As will be appreciated, the above described method and structure for heat sink attachment is advantageous in that the need for a thermal interface epoxy is eliminated and, as such, removal of the heat sink will not damage the chip or the module. The separation of the adhesive function from the thermal interface layer to the spacer members allows for higher thermal conductivity of the layer and, accordingly, more consistent thermal energy transfer and dissipation. From a mechanical standpoint, expensive hardware components for loading, heat sink retention and strain relief becomes unnecessary, and the formation of mounting holes in the substrate or printed circuit board are not needed for such heat sink retention hardware.

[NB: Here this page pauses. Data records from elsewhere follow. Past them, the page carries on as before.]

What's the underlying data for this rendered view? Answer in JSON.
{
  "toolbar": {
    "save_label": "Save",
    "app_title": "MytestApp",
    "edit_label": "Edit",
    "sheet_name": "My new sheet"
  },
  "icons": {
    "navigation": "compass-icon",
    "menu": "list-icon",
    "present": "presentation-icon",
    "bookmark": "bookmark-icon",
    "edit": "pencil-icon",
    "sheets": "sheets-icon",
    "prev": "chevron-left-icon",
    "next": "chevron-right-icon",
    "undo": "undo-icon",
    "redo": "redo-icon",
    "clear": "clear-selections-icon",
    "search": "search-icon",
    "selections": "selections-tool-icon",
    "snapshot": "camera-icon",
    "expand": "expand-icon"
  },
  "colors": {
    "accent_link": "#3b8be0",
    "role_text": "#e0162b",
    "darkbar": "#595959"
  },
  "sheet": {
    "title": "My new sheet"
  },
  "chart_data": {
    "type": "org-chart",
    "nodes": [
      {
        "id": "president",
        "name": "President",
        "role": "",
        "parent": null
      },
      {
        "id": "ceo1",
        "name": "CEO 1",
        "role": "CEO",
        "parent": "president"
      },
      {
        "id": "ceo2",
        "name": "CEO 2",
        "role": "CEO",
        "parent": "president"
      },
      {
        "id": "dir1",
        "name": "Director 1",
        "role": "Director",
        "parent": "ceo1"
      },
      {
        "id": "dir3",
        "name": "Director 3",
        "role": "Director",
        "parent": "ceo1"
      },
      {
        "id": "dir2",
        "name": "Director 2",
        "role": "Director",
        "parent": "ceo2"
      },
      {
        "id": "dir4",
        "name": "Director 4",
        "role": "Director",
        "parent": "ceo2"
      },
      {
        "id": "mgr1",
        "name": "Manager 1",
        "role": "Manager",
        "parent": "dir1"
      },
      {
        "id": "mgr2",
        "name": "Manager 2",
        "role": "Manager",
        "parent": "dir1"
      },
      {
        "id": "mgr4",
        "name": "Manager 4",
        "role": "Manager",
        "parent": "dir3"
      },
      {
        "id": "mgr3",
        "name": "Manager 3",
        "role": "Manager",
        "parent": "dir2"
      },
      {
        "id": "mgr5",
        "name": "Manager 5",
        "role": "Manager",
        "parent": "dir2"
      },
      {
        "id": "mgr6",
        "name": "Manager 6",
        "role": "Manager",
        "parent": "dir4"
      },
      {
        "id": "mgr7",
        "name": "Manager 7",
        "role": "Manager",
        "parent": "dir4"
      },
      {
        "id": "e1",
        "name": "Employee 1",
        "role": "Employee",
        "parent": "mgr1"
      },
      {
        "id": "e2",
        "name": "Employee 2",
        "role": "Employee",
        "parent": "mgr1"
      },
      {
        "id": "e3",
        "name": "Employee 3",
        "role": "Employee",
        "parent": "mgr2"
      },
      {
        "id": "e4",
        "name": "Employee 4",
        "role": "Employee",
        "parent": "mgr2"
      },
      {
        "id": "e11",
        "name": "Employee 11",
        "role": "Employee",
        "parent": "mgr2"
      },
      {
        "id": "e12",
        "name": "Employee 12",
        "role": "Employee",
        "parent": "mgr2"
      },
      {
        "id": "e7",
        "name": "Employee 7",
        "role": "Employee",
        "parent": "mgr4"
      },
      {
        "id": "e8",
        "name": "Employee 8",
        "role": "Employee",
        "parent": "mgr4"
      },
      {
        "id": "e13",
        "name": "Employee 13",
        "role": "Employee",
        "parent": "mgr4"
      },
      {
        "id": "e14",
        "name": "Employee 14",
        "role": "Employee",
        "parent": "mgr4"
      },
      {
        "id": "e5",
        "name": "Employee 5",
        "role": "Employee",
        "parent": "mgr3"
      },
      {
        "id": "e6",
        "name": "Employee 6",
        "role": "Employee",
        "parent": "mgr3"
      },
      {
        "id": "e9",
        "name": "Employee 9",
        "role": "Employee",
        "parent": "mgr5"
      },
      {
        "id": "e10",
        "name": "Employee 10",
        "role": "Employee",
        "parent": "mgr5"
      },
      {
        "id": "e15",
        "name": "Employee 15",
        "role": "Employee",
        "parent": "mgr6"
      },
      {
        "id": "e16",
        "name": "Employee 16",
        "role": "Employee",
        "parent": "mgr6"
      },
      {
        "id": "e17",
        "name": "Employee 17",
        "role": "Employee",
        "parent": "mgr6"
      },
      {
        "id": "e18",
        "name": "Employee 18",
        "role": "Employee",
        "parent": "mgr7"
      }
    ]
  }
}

While the invention has been described with reference to a preferred embodiment or embodiments, it will be understood by those skilled in the art that various changes may be made and equivalents may be substituted for elements thereof without departing from the scope of the invention. In addition, many modifications may be made to adapt a particular situation or material to the teachings of the invention without departing from the essential scope thereof. Therefore, it is intended that the invention not be limited to the particular embodiment disclosed as the best mode contemplated for carrying out this invention, but that the invention will include all embodiments falling within the scope of the appended claims.